Pagi ini engkau menyambutku
Aku tersenyum, dan kuajak kau duduk di sampingku
Agar tetap memberi sinar, pada mata pena
Seperti biasanya
Sebelum aku menyapa bidadari dan bidadaraku
Di surga itu
Kita bercakap-cakap berdua
Menanyakan keadilan yang masih….
Susah dipegang ekornya, kataku
Sedang kau minta langsung penggal kepala
Seperti biasa, kita mulai berdebat
Memanaskan mesin kepagian
Lalu kau diam
Aku pun diam, sesaat
Baiklah, kita perlu bermusyawarah
Untuk mencapai mufakat, mencari jalan tengah
Lalu kita menertawakan hasilnya
Jalan tengah, gampang didapat, hahahaha….

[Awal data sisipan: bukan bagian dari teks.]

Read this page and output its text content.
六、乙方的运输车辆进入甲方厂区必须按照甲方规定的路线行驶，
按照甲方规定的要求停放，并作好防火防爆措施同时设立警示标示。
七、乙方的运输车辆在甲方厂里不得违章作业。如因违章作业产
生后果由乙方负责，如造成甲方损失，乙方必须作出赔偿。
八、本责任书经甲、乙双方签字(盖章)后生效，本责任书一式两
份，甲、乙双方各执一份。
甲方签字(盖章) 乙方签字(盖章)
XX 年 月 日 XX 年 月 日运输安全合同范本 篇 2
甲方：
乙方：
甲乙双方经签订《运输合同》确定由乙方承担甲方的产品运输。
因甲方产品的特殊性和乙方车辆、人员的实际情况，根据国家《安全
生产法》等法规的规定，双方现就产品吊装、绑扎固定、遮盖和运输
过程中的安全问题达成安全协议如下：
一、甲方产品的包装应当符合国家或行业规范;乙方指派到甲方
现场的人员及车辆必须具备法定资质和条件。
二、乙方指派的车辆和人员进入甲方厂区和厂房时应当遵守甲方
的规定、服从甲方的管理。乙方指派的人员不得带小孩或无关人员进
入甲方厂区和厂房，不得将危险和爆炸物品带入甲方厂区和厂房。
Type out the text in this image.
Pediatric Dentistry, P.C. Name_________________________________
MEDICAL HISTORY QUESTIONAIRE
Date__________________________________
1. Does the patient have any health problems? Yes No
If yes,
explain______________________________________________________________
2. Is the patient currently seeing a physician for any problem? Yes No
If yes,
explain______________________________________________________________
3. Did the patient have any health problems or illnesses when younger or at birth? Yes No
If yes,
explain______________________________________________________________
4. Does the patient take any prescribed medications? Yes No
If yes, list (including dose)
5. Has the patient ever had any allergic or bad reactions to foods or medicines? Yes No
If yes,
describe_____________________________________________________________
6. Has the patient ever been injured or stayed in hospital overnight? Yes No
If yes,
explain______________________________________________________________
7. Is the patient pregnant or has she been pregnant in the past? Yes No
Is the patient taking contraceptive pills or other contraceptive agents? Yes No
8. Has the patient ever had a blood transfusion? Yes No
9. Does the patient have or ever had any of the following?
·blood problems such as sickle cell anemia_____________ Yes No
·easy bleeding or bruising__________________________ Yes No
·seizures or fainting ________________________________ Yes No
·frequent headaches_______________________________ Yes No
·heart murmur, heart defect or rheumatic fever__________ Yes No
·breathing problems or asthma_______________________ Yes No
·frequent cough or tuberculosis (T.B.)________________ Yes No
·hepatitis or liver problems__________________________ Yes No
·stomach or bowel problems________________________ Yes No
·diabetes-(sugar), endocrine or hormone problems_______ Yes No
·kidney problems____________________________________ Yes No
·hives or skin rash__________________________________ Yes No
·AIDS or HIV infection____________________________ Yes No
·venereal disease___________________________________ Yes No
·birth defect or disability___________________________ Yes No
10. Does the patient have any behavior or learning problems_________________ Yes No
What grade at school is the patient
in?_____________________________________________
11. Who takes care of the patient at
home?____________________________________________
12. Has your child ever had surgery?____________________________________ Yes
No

Kita diam lagi. Kita buntu lagi
Di saat buntu, datang bidadari kecilku
Engkau menyelinap di hatiku
Bukan untuk sembunyi, melainkan memasang telinga
Seperti yang sudah-sudah
Membuatku jengkel, seringkali
Bidadari kecilku
Meniupkan kabar dari bibirnya nan mungil
Katanya, ada berandal di surgaku
Berandal kambuhan
Yang biasa, obrak-abrik surgaku
Porak-poranda rasaku
Aku diam, berusaha menahan dentuman magma
Yang sudah meletup-letup di dalam dada
Engkau tiba-tiba menyembul
Menyumpal telinga kanan
Dan lantang menabuh gendang telinga
Menjelma tetabuhan gendang perang, menyeponggang
Aku berdiri serupa panglima perang
Bergegas merangsek ke surga itu
Sedang kau, mengajak para setan dan iblis
Menghimpun kekuatan amarah, di ubun-ubunku
Andai saja malam, gendruwo dan banaspati
Pastinya kau himpun juga, hhhh….
Di surga itu, berandal sebiji kacang
Kuhantam dengan orasi Singa Afrika
Segenap mata, nyalang menatapku
Api amarahku, seketika berkobar-kobar
Membombardir dengan warna merah
Semerah wajah yang tak bisa dipadamkan
Tiba-tiba….
Bidadari kecilku lirih membacakan puisi
“Selamat Ulang Tahun, Pak Guru”
Hening. Hanya itu yang kurasa
Kulihat, engkau menelusup
Di tempat biasamu
Pojok Kenangan. Untuk Siska dkk., 17.11.lupa tahunnya :)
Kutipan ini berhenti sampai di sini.